Molecular hypergraph grammar (MHG) is a powerful model to represent chemical structures using finite symbols. In this study, we constructed a neural network that encodes chemical structures in a latent space using unsupervised training based on autoencoder, and classified the 19,769 molecules in the KNApSAcK database into 73 groups according to their metabolic biosynthesis pathways.
The results showed the features extracted using MHG can represent the constraints of the metabolic pathways of biological reactions.
Prof. Shigehiko Kanaya (NAIST)
“Data Science toward understanding of QSAR and biosynthetic pathways for secondary metabolites”

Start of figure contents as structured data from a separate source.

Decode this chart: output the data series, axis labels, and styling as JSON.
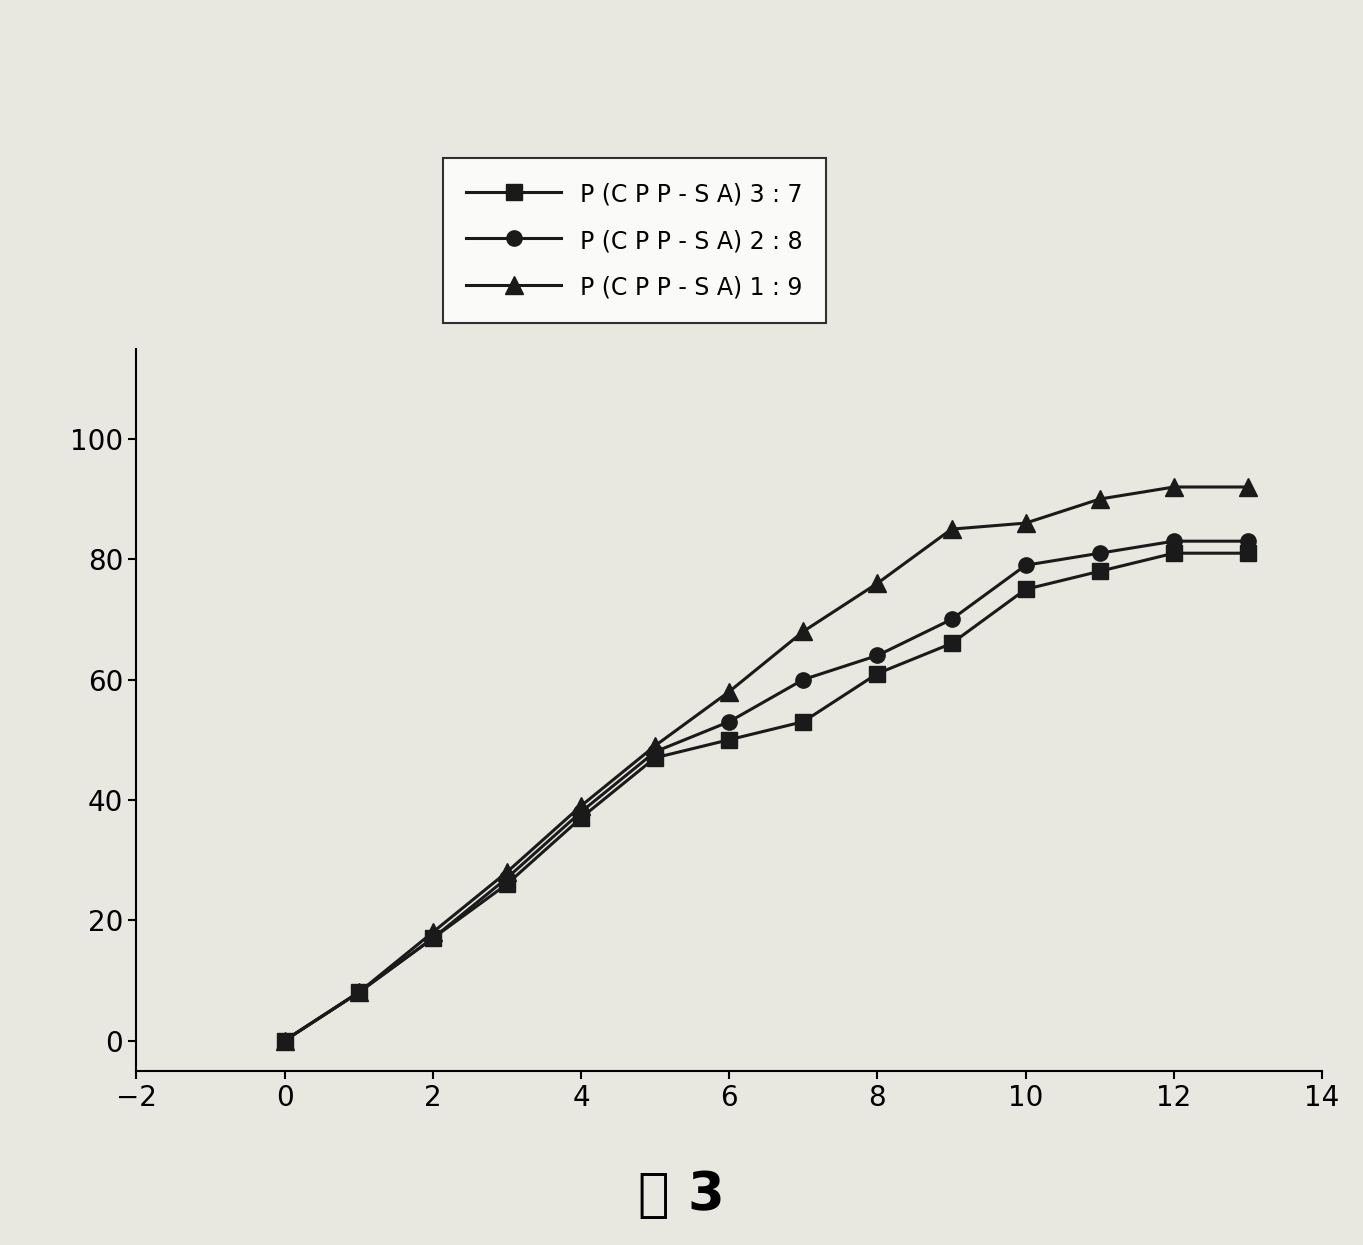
{
  "series": [
    {
      "label": "P (C P P - S A) 3 : 7",
      "marker": "s",
      "x": [
        0,
        1,
        2,
        3,
        4,
        5,
        6,
        7,
        8,
        9,
        10,
        11,
        12,
        13
      ],
      "y": [
        0,
        8,
        17,
        26,
        37,
        47,
        50,
        53,
        61,
        66,
        75,
        78,
        81,
        81
      ]
    },
    {
      "label": "P (C P P - S A) 2 : 8",
      "marker": "o",
      "x": [
        0,
        1,
        2,
        3,
        4,
        5,
        6,
        7,
        8,
        9,
        10,
        11,
        12,
        13
      ],
      "y": [
        0,
        8,
        17,
        27,
        38,
        48,
        53,
        60,
        64,
        70,
        79,
        81,
        83,
        83
      ]
    },
    {
      "label": "P (C P P - S A) 1 : 9",
      "marker": "^",
      "x": [
        0,
        1,
        2,
        3,
        4,
        5,
        6,
        7,
        8,
        9,
        10,
        11,
        12,
        13
      ],
      "y": [
        0,
        8,
        18,
        28,
        39,
        49,
        58,
        68,
        76,
        85,
        86,
        90,
        92,
        92
      ]
    }
  ],
  "xlim": [
    -2,
    14
  ],
  "ylim": [
    -5,
    115
  ],
  "xticks": [
    -2,
    0,
    2,
    4,
    6,
    8,
    10,
    12,
    14
  ],
  "yticks": [
    0,
    20,
    40,
    60,
    80,
    100
  ],
  "line_color": "#1a1a1a",
  "background_color": "#e8e8e0",
  "legend_fontsize": 17,
  "tick_fontsize": 20,
  "caption": "图 3",
  "caption_fontsize": 38,
  "figsize": [
    13.63,
    12.45
  ],
  "dpi": 100
}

There are multifaceted purposes of creating databases including natural product databases. A natural product database is supportive of versatile researches in metabolomics e.g. assignment of peaks of mass spectra (MS) to metabolites. In general, databases can be utilized for knowledge discovery from the systematization or mining of the accumulated data. To attained those purposes, both creation of databases and development of mining techniques are essential in different scientific fields. KNApSAcK Family DB (http://www.knapsackfamily.com/KNApSAcK_Family/) is a set of databases associated with natural products and organisms. Currently, KNApSAcK Core DB consists of 157,144 metabolite-species pairs encompassing 62,646 metabolites and 24,704 species according to the last update in 2022. It is predicted that the set of secondary metabolites synthesized by plants, fungi and microorganisms includes approximately 3000, terpenoids, 9000 flavonoids, 1600 isoflavonoids and 12,000 alkaloids. The number of metabolites included in KNApSAcK Core DB is much more than the predicted number of metabolites.
In the symposium, we briefly discuss major databases under KNApSAcK family DB and application of KNApSaCK DB such as QSAR and classification of metabolites based on alkaloid metabolic pathways based of deep learning such as Graph Convolution Neural Networks (GCNN).